- Theatrical release poster
- Directed by: Simon Wincer
- Screenplay by: Jeanne Rosenberg
- Story by: Jeanne Rosenberg
- Based on: The Young Black Stallion by Walter Farley & Steven Farley
- Produced by: Fred Roos; Frank Marshall;
- Starring: Richard Romanus; Biana G. Tamimi; Patrick Elyas;
- Cinematography: Reed Smoot
- Edited by: Bud Smith; Terry Blythe;
- Music by: William Ross
- Production companies: Walt Disney Pictures; The Kennedy/Marshall Company;
- Distributed by: Buena Vista Pictures Distribution
- Release date: December 25, 2003;
- Running time: 50 minutes
- Country: United States
- Language: English
- Box office: $9.6 million

= The Young Black Stallion =

2003 film by Simon Wincer

The Young Black Stallion is a 2003 American drama film produced by Walt Disney Pictures. Directed by Simon Wincer, the film is based on the 1989 novel of the same name by Black Stallion creator Walter Farley and his son Steven Farley.

Noted for its beautiful scenery and wide-angle shots, the 50-minute film was shot on-location in the deserts of Namibia and South Africa. The film stars Biana G. Tamimi as Neera, a young girl who befriends a young black stallion, and Patrick Elyas as Aden, although his voice was dubbed by Eric Grucza, who, for his uncredited performance, was nominated in 2004 for a Young Artist Award for Best Performance in a Voice-Over Role.

The film is Disney’s first production made specifically for IMAX theaters, and a prequel to United Artists/Ford Coppola's award winning 1979 film The Black Stallion. Originally scheduled for fall 2002, it was postponed until September 2003, before debuting in select IMAX theaters in the United States on December 25, 2003.

==Plot==
The film follows the adventures of Shetan, a young black Arabian colt. After a band of robbers separates a young Arabian girl named Neera from her father, she finds herself alone in the desert. Before too long, a mysterious black colt comes to her rescue. The two quickly form a special bond, and the horse returns Neera to her grandfather. Once Neera is back home, the stallion disappears.

Neera greets her grandfather Ben Ishak and her cousin Aden eagerly, but is disappointed and upset when she find out that her grandfather's horse breeding days are over. Ben Ishak informs Neera that because of the shootings in the desert, his fields are ruined, and he can no longer afford to keep any of his horses. He kept an old plow-horse, Abha, and set his most precious mare Jinah free. We find out later that Jinah was Shetan's mother.

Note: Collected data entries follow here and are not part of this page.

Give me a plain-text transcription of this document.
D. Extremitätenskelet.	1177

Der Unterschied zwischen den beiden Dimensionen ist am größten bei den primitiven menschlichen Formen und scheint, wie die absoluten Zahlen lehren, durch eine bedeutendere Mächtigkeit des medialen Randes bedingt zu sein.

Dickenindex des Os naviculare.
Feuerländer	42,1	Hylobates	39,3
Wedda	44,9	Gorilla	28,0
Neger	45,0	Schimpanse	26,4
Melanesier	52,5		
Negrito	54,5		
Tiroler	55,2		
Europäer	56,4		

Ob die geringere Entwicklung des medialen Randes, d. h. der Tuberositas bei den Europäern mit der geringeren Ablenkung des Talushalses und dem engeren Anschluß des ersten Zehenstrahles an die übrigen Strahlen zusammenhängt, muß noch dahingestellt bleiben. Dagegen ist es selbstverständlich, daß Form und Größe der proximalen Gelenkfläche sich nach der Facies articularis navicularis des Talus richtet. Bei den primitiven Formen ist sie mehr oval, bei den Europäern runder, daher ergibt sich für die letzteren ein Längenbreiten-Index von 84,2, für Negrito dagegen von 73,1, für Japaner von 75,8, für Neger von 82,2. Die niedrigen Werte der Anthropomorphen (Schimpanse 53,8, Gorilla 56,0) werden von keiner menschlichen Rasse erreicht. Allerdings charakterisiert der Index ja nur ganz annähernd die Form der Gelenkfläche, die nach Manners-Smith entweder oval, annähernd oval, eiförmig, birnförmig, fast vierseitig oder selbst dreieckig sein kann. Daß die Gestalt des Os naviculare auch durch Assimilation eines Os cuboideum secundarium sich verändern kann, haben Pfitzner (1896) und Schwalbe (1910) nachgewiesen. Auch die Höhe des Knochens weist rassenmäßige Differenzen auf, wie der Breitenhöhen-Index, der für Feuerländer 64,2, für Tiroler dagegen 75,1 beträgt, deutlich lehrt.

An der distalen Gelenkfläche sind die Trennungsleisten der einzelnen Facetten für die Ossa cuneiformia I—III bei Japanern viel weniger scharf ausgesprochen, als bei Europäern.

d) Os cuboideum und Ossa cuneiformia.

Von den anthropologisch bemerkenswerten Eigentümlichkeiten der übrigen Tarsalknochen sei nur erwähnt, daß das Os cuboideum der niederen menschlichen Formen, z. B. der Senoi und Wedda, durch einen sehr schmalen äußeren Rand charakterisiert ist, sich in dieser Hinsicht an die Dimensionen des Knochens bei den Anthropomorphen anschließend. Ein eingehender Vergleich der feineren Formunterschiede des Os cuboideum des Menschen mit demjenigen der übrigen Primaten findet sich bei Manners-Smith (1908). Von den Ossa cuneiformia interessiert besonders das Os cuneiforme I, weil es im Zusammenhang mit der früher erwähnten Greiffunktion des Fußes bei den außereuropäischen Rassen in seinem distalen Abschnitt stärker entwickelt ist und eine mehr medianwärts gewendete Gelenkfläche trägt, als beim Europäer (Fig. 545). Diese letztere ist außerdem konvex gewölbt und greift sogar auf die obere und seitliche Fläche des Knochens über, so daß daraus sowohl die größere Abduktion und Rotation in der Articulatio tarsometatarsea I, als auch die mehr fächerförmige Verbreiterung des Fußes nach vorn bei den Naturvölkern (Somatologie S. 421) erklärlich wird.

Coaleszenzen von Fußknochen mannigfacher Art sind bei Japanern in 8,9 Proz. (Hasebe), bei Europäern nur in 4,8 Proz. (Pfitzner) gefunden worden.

A year passes, but the black stallion does not return. Neera’s grandfather tells her that the horse was probably nothing more than a product of her imagination. But Neera knows better. She thinks the stallion is the lost horse of the desert, a legend born of the sands and sired by the night sky. Then, one night, the colt appears again. In an attempt to help her grandfather start a breeding farm again, Neera joins a grueling cross-country race against the finest horses of Arabia for a purse of the most exceptional Arabian mares. Shetan, the black stallion, is trained, and Neera rides him in the competition to restore her grandfather's money and respect. In the end, Neera wins, and Shetan is reunited with his mother.

==Cast==
- Richard Romanus as Ben Ishak
- Biana G. Tamimi as Neera
- Patrick Elyas as Aden
- Gérard Rudolf as Rhamon
- Ali Al Ameri as Mansoor
- Andries Rossouw as Kadir

==Critical reception==
Critical reception was mixed. Gene Seymour of Newsday commented: "The new giant screen contribution to the stallion's legend is a 45-minute story, which, at best, plays as if it could have barely passed muster as an installment of the old 1960s Disney TV series, The Wonderful World of Color". Megan Lehmann of the New York Post wrote that the film, as a visual treat, is diminished by lifeless dialogue and self-conscious acting.